Nearest neighbours. For each insight, do an approximate kNN over the HNSW index to get the top-k closest insights from other papers. These are candidates: topically nearby, not necessarily in agreement. Pure embedding similarity can't tell "X says scale helps" from "X says scale doesn't help" because both look semantically close.

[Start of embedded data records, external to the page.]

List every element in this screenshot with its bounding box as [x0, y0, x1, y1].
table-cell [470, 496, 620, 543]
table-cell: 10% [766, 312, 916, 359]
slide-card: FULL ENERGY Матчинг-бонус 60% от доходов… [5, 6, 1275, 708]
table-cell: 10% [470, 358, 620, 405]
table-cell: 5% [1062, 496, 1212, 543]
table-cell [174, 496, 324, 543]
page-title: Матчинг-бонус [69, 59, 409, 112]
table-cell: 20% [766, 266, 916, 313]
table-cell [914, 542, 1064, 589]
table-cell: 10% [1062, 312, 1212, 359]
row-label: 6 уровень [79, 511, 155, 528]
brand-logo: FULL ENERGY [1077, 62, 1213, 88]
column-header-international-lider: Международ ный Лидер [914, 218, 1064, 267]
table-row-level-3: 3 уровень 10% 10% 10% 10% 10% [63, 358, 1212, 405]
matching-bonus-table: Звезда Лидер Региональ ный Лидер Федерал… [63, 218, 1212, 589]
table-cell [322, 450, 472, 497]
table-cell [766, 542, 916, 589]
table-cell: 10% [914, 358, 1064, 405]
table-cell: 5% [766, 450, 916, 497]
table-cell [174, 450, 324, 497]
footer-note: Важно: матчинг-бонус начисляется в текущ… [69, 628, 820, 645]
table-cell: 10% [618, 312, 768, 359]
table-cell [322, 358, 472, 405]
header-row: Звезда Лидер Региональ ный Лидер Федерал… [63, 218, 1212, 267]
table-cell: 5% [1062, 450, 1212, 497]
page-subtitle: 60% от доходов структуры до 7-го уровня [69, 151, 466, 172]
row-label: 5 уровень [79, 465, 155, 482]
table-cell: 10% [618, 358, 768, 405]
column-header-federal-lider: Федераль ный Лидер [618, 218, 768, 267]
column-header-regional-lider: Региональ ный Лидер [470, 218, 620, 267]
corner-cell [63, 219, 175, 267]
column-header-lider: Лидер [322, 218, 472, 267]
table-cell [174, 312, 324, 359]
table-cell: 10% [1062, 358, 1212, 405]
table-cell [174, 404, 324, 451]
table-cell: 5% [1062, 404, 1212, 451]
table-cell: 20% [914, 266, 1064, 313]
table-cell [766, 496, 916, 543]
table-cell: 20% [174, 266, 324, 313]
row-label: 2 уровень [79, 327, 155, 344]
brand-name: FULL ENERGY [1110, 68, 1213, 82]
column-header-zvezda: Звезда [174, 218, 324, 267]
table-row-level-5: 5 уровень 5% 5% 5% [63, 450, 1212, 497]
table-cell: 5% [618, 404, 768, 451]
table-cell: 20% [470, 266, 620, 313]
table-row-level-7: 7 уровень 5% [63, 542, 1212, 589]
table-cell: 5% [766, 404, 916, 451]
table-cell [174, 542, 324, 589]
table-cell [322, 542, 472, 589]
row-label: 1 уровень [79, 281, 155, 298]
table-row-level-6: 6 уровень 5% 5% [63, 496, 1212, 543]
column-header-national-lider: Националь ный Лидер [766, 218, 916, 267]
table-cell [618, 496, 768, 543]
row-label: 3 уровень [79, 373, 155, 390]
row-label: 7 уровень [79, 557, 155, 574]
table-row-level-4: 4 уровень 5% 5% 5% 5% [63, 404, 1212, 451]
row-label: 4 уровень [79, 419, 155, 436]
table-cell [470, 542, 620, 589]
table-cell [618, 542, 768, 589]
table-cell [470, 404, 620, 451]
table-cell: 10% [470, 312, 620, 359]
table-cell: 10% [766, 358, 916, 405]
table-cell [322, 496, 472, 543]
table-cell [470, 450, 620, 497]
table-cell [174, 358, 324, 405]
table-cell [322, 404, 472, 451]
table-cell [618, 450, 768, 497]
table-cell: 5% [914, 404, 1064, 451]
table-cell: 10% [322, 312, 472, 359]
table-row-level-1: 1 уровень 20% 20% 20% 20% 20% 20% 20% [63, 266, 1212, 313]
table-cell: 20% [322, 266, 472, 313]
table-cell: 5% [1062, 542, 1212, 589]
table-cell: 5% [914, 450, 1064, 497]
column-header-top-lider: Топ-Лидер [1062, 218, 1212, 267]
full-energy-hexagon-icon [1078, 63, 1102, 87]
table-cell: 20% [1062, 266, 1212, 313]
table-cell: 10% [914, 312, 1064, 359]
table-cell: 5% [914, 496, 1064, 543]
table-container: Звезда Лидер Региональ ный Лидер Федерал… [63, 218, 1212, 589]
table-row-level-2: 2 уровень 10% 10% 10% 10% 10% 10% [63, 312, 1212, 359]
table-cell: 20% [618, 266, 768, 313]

Classify. Each candidate pair (focal insight, neighbour) is sent
to gpt-4.1-mini with a second tool call (see schema below). The
model labels each pair as supporting or contradicting and
returns a short reasoning string. Pairs the model considers
unrelated are simply omitted from the response, which keeps the
schema small and the labels honest.
The output is the insight_relations table: 53,443 directed edges,
49,021 supporting and 4,422 contradicting.
{
"name": "compare_insights",
"description": "Label each candidate as supporting or contradicting the focal insight.",
"parameters": {
"type": "object",
"required": ["relations"],
"properties": {
"relations": {
"type": "array",
"items": {
"type": "object",
"required": ["other_id", "relation", "reasoning"],
"properties": {
"other_id": { "type": "integer" },
"relation": { "enum": ["supporting", "contradicting"] },
"reasoning": { "type": "string", "minLength": 10 }
}
}
}
}
}
}Querying
With the graph in Postgres you can ask things like "which claims have the most contradicting evidence?", "show me all papers that disagree with paper X", or "find the claim most supported across the corpus". The HNSW index makes per-claim neighbour lookups cheap, so the same infrastructure works for an interactive web UI on top.
Technology
Postgres, pgvector (HNSW, cosine), OpenAI gpt-4.1-mini for extraction and classification, text-embedding-3-small for embeddings, Python + Alembic for the pipeline, Next.js + Three.js for the visualisation.